Reliance on a single industry that for so many years represented strength and power ultimately left the local economy reeling and rendered vulnerable. “I think it was bad for especially this area in here, for that’s all they had to depend on,” Norman concluded. “I know it hurt Caldwell County. On Saturday nobody hardly goes to town; you don’t ever see nobody.” Paul Teague acknowledged this, too. “It’s more painful when a lot of things are tied into a particular industry,” he said. “But this industry had weathered all kinds of storms—the Great Depression, World War II. You never really know until the music stops, and no one really knew when that was going to be.”

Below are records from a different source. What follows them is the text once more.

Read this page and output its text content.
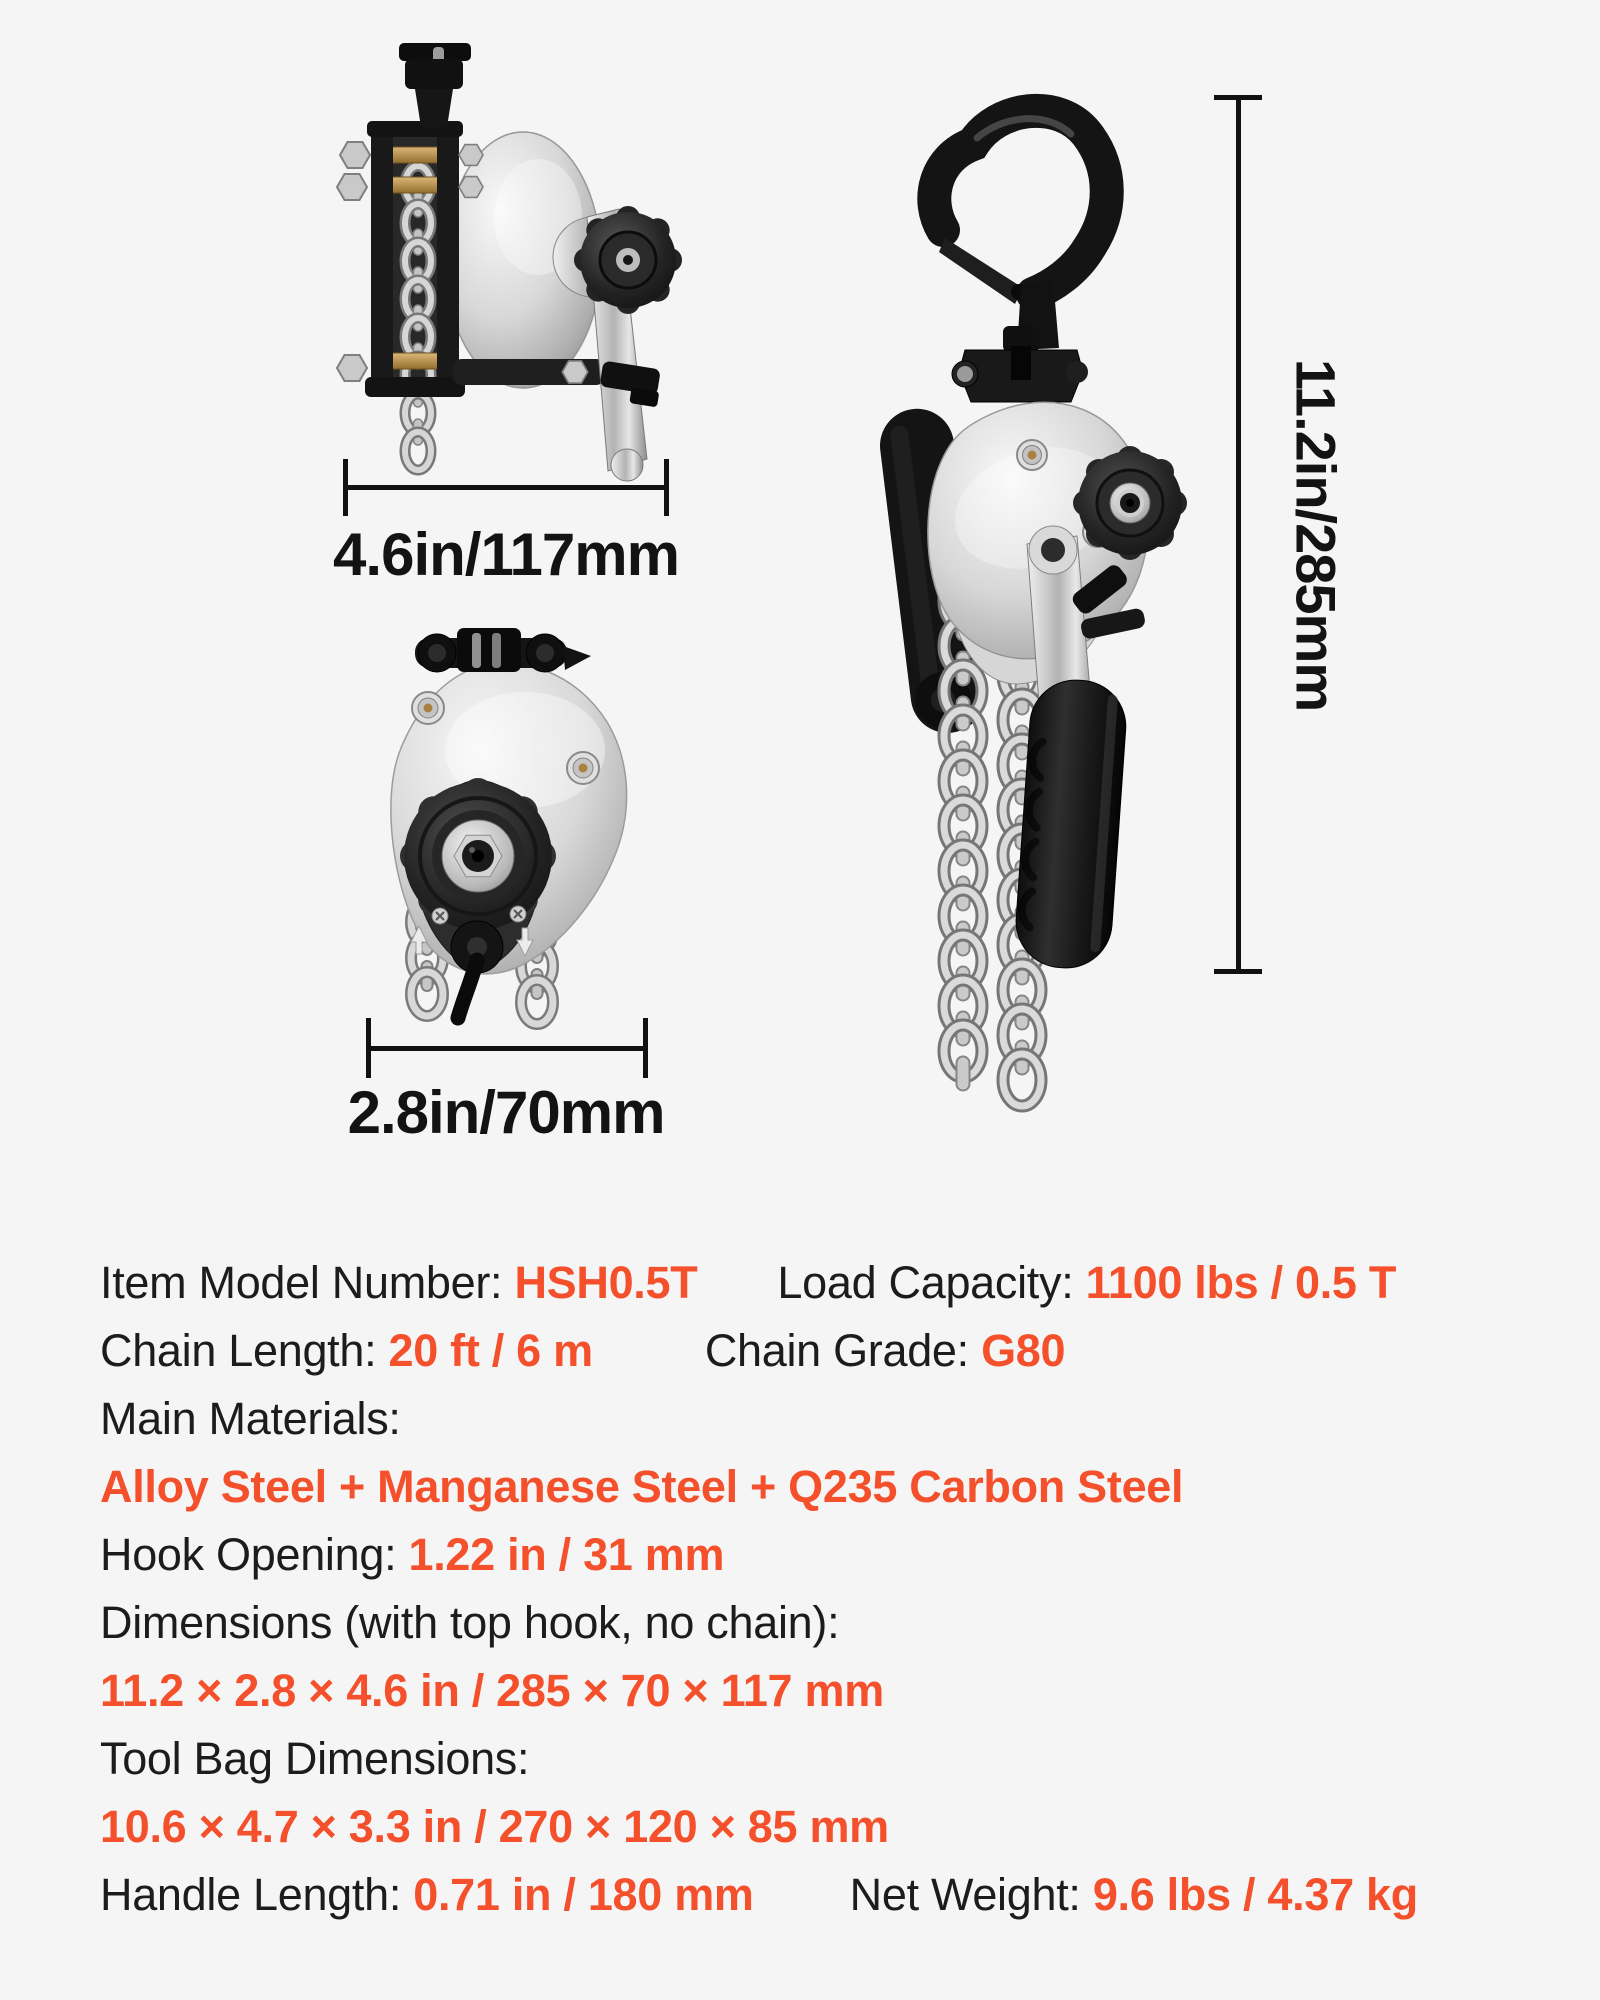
4.6in/117mm
2.8in/70mm
11.2in/285mm
Item Model Number: HSH0.5T Load Capacity: 1100 lbs / 0.5 T
Chain Length: 20 ft / 6 m Chain Grade: G80
Main Materials:
Alloy Steel + Manganese Steel + Q235 Carbon Steel
Hook Opening: 1.22 in / 31 mm
Dimensions (with top hook, no chain):
11.2 × 2.8 × 4.6 in / 285 × 70 × 117 mm
Tool Bag Dimensions:
10.6 × 4.7 × 3.3 in / 270 × 120 × 85 mm
Handle Length: 0.71 in / 180 mm Net Weight: 9.6 lbs / 4.37 kg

But local leaders have taken efforts to right the ship—to diversify the area’s portfolio of industry and jobs. Google’s opening of a data center in Lenoir in 2008 was widely publicized, followed in April of this year with an announcement the internet behemoth will invest an additional $600 million to expand the site. Economic development officials have also targeted pharmaceutical companies with some success, and this spring Exela Pharma Sciences announced plans to purchase the former Broyhill headquarters building. “It’s great to see that building that so many people recall so fondly being put back into service, kind of signifying the diversification that we’ve been looking for,” said Teague. “One of the things the furniture certainly gave us was a fantastic infrastructure…(and) a power grid second to none.”

And as for the region’s storied age of furniture, no one’s writing an obituary just yet. 

“If you look in the past year, there’s probably not another company that hired more people than Bernhardt,” Teague noted. “Broyhill is still a very large employer in this county. Furniture still remains a very viable part of our economy; it’s just not going to be that overall dominant, dominant role.” While case goods (non-upholstered wooden furniture) are largely gone, area businesses have seen growth on the upholstery end, and in niche and boutique markets. Another company, Idaho-based wood moldings maker Woodgrain Millwork, is rehabbing an old factory facility in Lenoir with plans to open in the next year.

“Are you going to fully replace the 5,000, 6,000, 8,000 furniture jobs that left? Not on that scale,” Teague said, “but there are some areas where people can find some success.”

Although many are no longer actively involved in the business, the state’s furniture families have left an indelible mark on the region, with legacies cemented by innumerable gifts to arts, education, recreation, and medical facilities and programs.

“It’s certainly a part of our heritage,” said Teague. “Furniture is always going to be a part of this county’s DNA.”